Many people seem to think that lifting weights is lifting weights is lifting weights. That's not the case. There are lots of different weightlifting protocols -- the 5x5, the "gym rat" 3x10, HIT, etc. Each protocol produces a different effect in the trainee, and each protocol can be sorted into 1 of 2 general categories: Strength Training and Bodybuilding.
To understand these categories, we must understand the goals of each. In Strength Training, the goal is to get stronger. To put it more precisely, the goal is to increase the amount of weight that you can lift for a single repetition. This is achieved by increasing the power production capacity of muscle fibers and by improving the ability of the nervous system to recruit those fibers.
In Bodybuilding, the goal is to increase the visible amount of muscle on your body. This is achieved via hypertrophy (the process by which the body creates new muscle cells and/or increases the size of existing ones) and by reducing body fat.

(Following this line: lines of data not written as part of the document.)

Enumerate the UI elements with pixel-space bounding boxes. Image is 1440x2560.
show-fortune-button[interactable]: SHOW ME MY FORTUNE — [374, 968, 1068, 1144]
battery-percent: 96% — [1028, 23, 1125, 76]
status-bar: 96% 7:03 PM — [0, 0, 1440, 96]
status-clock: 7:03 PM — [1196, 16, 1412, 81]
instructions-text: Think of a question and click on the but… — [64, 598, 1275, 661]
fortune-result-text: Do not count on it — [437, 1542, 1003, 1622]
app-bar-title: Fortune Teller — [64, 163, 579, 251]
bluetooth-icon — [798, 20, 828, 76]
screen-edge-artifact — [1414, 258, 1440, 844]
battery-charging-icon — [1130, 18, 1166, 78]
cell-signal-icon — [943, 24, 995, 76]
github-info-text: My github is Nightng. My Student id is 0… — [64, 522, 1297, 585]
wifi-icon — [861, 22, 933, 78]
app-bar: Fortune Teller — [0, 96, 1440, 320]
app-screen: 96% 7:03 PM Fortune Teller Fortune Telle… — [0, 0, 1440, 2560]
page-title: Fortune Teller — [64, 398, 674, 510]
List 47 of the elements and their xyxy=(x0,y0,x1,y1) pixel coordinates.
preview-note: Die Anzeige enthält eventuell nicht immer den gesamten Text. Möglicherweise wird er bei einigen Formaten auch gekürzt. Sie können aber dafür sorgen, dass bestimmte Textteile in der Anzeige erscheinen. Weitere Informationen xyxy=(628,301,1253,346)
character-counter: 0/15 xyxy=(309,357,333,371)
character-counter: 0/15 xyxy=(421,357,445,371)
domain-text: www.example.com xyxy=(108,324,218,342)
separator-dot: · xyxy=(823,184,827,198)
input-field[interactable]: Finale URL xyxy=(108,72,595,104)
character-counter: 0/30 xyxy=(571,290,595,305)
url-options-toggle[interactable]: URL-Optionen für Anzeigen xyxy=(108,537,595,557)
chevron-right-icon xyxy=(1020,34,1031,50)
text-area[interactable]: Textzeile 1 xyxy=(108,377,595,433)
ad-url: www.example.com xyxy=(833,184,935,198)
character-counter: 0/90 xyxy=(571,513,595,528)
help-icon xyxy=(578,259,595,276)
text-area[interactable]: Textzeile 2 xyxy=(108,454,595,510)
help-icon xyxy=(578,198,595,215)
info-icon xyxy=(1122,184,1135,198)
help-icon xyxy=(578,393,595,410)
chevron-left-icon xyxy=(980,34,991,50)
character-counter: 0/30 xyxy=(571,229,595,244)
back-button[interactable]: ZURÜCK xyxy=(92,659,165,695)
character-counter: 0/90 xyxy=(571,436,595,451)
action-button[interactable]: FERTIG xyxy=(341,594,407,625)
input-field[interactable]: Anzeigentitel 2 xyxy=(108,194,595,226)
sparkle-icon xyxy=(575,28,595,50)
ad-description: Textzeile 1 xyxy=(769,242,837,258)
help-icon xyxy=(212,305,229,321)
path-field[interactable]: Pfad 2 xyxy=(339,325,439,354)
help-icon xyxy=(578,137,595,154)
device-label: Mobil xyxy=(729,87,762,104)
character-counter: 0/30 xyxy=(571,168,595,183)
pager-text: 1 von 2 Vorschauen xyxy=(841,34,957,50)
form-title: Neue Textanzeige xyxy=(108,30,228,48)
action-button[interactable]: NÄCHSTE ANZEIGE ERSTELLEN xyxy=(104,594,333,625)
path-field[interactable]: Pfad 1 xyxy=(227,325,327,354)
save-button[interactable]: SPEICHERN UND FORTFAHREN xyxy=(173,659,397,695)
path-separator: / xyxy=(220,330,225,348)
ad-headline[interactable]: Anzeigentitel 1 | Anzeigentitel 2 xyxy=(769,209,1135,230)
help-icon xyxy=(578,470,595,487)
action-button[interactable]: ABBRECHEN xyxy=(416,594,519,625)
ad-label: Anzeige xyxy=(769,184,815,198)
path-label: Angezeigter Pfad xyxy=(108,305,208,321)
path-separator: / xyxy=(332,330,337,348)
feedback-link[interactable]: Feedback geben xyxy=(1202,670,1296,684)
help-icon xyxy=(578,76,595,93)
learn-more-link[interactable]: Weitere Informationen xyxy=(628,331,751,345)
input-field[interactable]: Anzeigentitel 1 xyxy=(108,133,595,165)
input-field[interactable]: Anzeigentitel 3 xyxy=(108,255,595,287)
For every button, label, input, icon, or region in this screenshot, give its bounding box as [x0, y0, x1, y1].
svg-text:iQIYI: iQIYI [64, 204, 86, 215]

There is some overlap in these two goals. In the process of building strength, you will begin to appear more muscular. In the process of building muscle, you will start to get stronger. But the two are not the same.
There are a number of easily noticeable differences between Strength Training and Bodybuilding programs:
To build strength, you need to lift heavy weights, weights that you won't be able to lift for a whole lot of consecutive repetitions. This means that most Strength Training programs will use sets of no more than 8 repetitions. Most commonly, you'll see sets of 5 or 3, and more advanced Strength Training Programs often call for heavy singles (sets of 1 rep).
For hypertrophy, you want to cause as much muscle fatigue as possible. This means more reps with lower weights. For this reason, most bodybuilding programs will use sets of at least 8 reps, often going as high as 20 or "to failure," which means as many reps as you can possibly do with the weight.
Strength is most efficiently built through movements that mimic real-world actions: picking things up, pushing things around, etc. This means that Strength Training programs rely heavily on compound movements: complex movements involving more than one joint. Examples would be the Squat, Deadlift, Bench Press, Overhead Press, Power Clean, Bent Over Row, Pullup, etc.
In competition, bodybuilders are judged on a set of criteria that include muscle definition, proportion, etc. For this reason, bodybuilders often try to isolate specific muscles in order to precisely manipulate their physique. Isolation and machine exercises such as tricep pull-downs, preacher curls, pectoral flys, leg extensions and calf raises are often found in a Bodybuilding program.
Your body works as a unit. When you pick up a heavy box, you're using almost every muscle in your body. Therefore, Strength Training programs usually train the whole body in one workout, though some Strength Training programs use a split in which the upper body is worked one day and the lower body is worked the next. Your body needs time to recover from these kind of large scale workouts, so Strength Training programs usually involve 3-4 workouts per week.
Because they want to fatigue a specific muscle or muscle group as much as possible in order to induce maximum hypertrophy, bodybuilders often only work out one specific area of the body (chest, back, shoulders, triceps, biceps, abs, legs, etc.) per day. Therefore, Bodybuilding programs are often designed so that the trainee works out 5-7 days a week, working a different area of the body every day. Bodybuilding programs don't have as many rest days built in because each workout stresses only a small area of the body, creating less systematic fatigue and necessitating less recovery time.
Not all programs are created equal. It's important to define your goals and pick a program that matches those goals. If your main goal is to pump up your "beach muscles," pick a Bodybuilding program. If you're training for a sport or you just want to be the strongest guy you know, follow a Strength Training program.